Não sei. Nada disso sei ao certo. A última coisa que ouvi falar foi que um dia ela havia seduzido um distinto senhor de meia idade que teria adorado a surpresa dela. Levou ela pra Amsterdã, onde ganhou rios de dinheiro fazendo shows para um público seleto.

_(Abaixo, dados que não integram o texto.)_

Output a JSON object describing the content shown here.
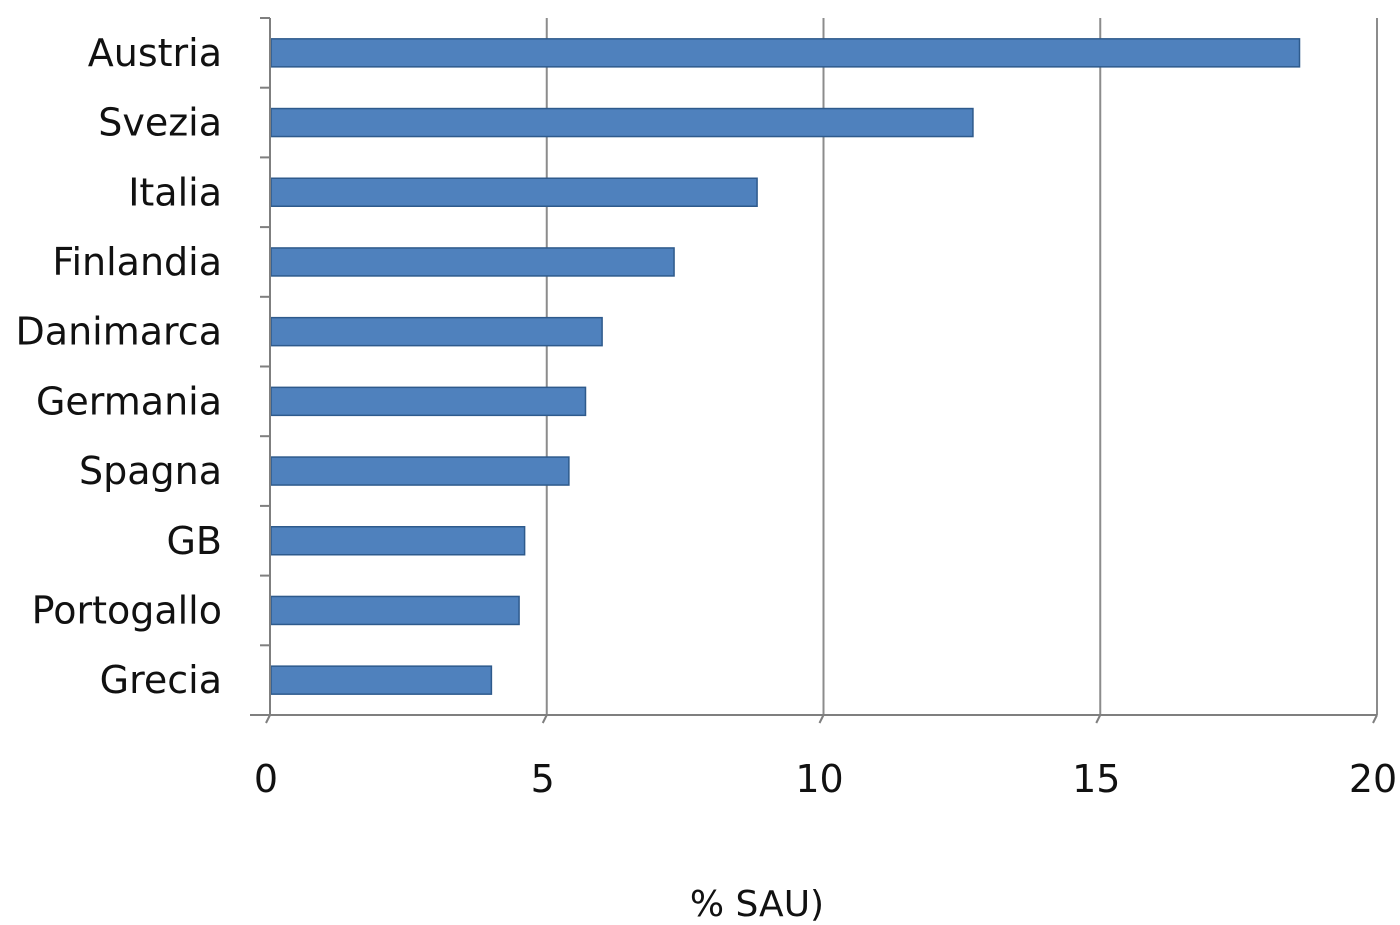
{
  "chart_data": {
    "type": "bar",
    "orientation": "horizontal",
    "categories": [
      "Austria",
      "Svezia",
      "Italia",
      "Finlandia",
      "Danimarca",
      "Germania",
      "Spagna",
      "GB",
      "Portogallo",
      "Grecia"
    ],
    "values": [
      18.6,
      12.7,
      8.8,
      7.3,
      6.0,
      5.7,
      5.4,
      4.6,
      4.5,
      4.0
    ],
    "xlabel": "% SAU)",
    "ylabel": "",
    "title": "",
    "xlim": [
      0,
      20
    ],
    "xticks": [
      "0",
      "5",
      "10",
      "15",
      "20"
    ],
    "grid": "vertical",
    "legend": "none",
    "colors": {
      "bar": "#4F81BD",
      "bar_edge": "#2E5A8C",
      "grid": "#8C8C8C",
      "axis": "#7F7F7F"
    }
  }
}
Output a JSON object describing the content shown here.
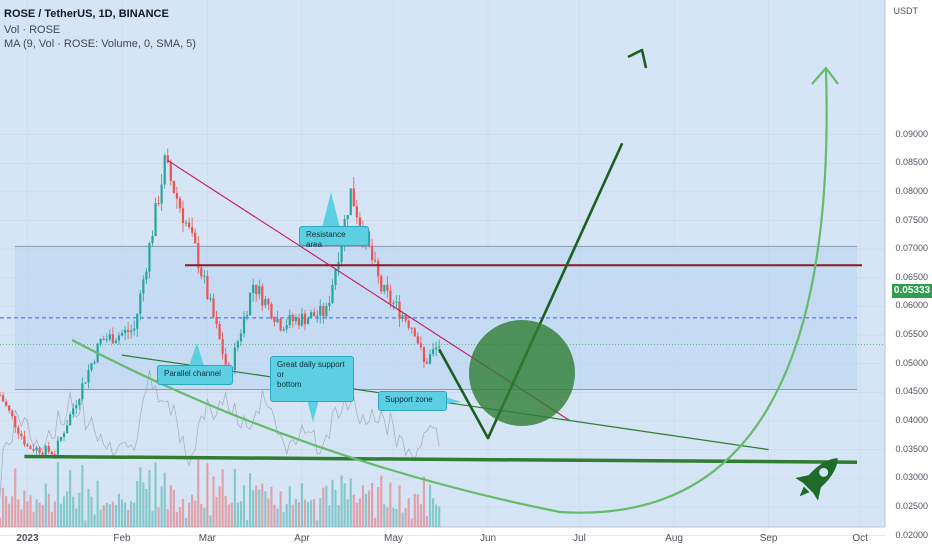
{
  "header": {
    "title": "ROSE / TetherUS, 1D, BINANCE",
    "vol": "Vol · ROSE",
    "ma": "MA (9, Vol · ROSE: Volume, 0, SMA, 5)"
  },
  "price_axis": {
    "unit": "USDT",
    "current_price": "0.05333",
    "ticks": [
      "0.09000",
      "0.08500",
      "0.08000",
      "0.07500",
      "0.07000",
      "0.06500",
      "0.06000",
      "0.05500",
      "0.05000",
      "0.04500",
      "0.04000",
      "0.03500",
      "0.03000",
      "0.02500",
      "0.02000"
    ]
  },
  "time_axis": {
    "labels": [
      "2023",
      "Feb",
      "Mar",
      "Apr",
      "May",
      "Jun",
      "Jul",
      "Aug",
      "Sep",
      "Oct"
    ]
  },
  "annotations": {
    "parallel_channel": "Parallel channel",
    "daily_support": "Great daily support\nor\nbottom",
    "support_zone": "Support zone",
    "resistance_area": "Resistance area"
  },
  "colors": {
    "up": "#26a69a",
    "down": "#ef5350",
    "trend_green": "#2e7d32",
    "arrow_light": "#66bb6a",
    "resistance_line": "#8b1a1a",
    "downtrend": "#c2185b"
  },
  "chart_data": {
    "type": "candlestick",
    "title": "ROSE / TetherUS, 1D, BINANCE",
    "xlabel": "",
    "ylabel": "USDT",
    "ylim": [
      0.02,
      0.092
    ],
    "x_range": [
      "2022-12-23",
      "2023-10-05"
    ],
    "current_price": 0.05333,
    "price_path_keypoints": [
      {
        "date": "2022-12-23",
        "price": 0.0445
      },
      {
        "date": "2023-01-01",
        "price": 0.0355
      },
      {
        "date": "2023-01-10",
        "price": 0.0345
      },
      {
        "date": "2023-01-25",
        "price": 0.054
      },
      {
        "date": "2023-02-05",
        "price": 0.056
      },
      {
        "date": "2023-02-15",
        "price": 0.085
      },
      {
        "date": "2023-02-25",
        "price": 0.07
      },
      {
        "date": "2023-03-08",
        "price": 0.048
      },
      {
        "date": "2023-03-16",
        "price": 0.064
      },
      {
        "date": "2023-03-25",
        "price": 0.057
      },
      {
        "date": "2023-04-09",
        "price": 0.059
      },
      {
        "date": "2023-04-17",
        "price": 0.08
      },
      {
        "date": "2023-04-27",
        "price": 0.063
      },
      {
        "date": "2023-05-08",
        "price": 0.056
      },
      {
        "date": "2023-05-11",
        "price": 0.05
      },
      {
        "date": "2023-05-16",
        "price": 0.0533
      }
    ],
    "levels": {
      "range_top": 0.0705,
      "range_bottom": 0.0455,
      "resistance": 0.0672,
      "mid_dashed": 0.058,
      "support_bottom": 0.0335
    },
    "trendlines": [
      {
        "name": "downtrend",
        "from": {
          "date": "2023-02-16",
          "price": 0.0855
        },
        "to": {
          "date": "2023-06-28",
          "price": 0.04
        }
      },
      {
        "name": "channel-lower",
        "from": {
          "date": "2023-02-01",
          "price": 0.0515
        },
        "to": {
          "date": "2023-09-01",
          "price": 0.035
        }
      },
      {
        "name": "support",
        "from": {
          "date": "2022-12-31",
          "price": 0.0338
        },
        "to": {
          "date": "2023-09-30",
          "price": 0.0328
        }
      }
    ],
    "projection": [
      {
        "date": "2023-05-16",
        "price": 0.0525
      },
      {
        "date": "2023-06-01",
        "price": 0.037
      },
      {
        "date": "2023-07-15",
        "price": 0.0885
      }
    ],
    "volume_scale": "relative"
  }
}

Quanto a mim, fiquei tão horrorizado com a cena de Babete seduzindo o rapazinho, e com as conjecturas mentais dos desdobramentos daquilo, que saí correndo às cegas do bar, sem pagar e nem ver o que vinha pela frente. Na porta trombei com uma mulher que entrava, que caiu e se encharcou na cerveja que bebia. Tinha um corpo belo, belo demais pra alguém sem mulher como eu estava. E com a cerveja molhando a camisa, seus seios pareciam enormes faróis a me guiar. Era Sarah e me odiou por muito tempo por causa disso, até que um dia consegui agarrá-la.

Agora ela finalmente aquietara e dormia no banco do carro, enquanto eu dirigia pro médico. Lá ele daria provavelmente uma injeção de água para acalmá-la, fingir que é remédio, para depois eu trazê-la, dar mais umazinha, esperá-la dormir e aí, finalmente, mesmo morrendo de sono, poder escrever meu conto. Não sei sobre o que vai ser, só sei que ele vai começar com: o ópio da monotonia se escorria em...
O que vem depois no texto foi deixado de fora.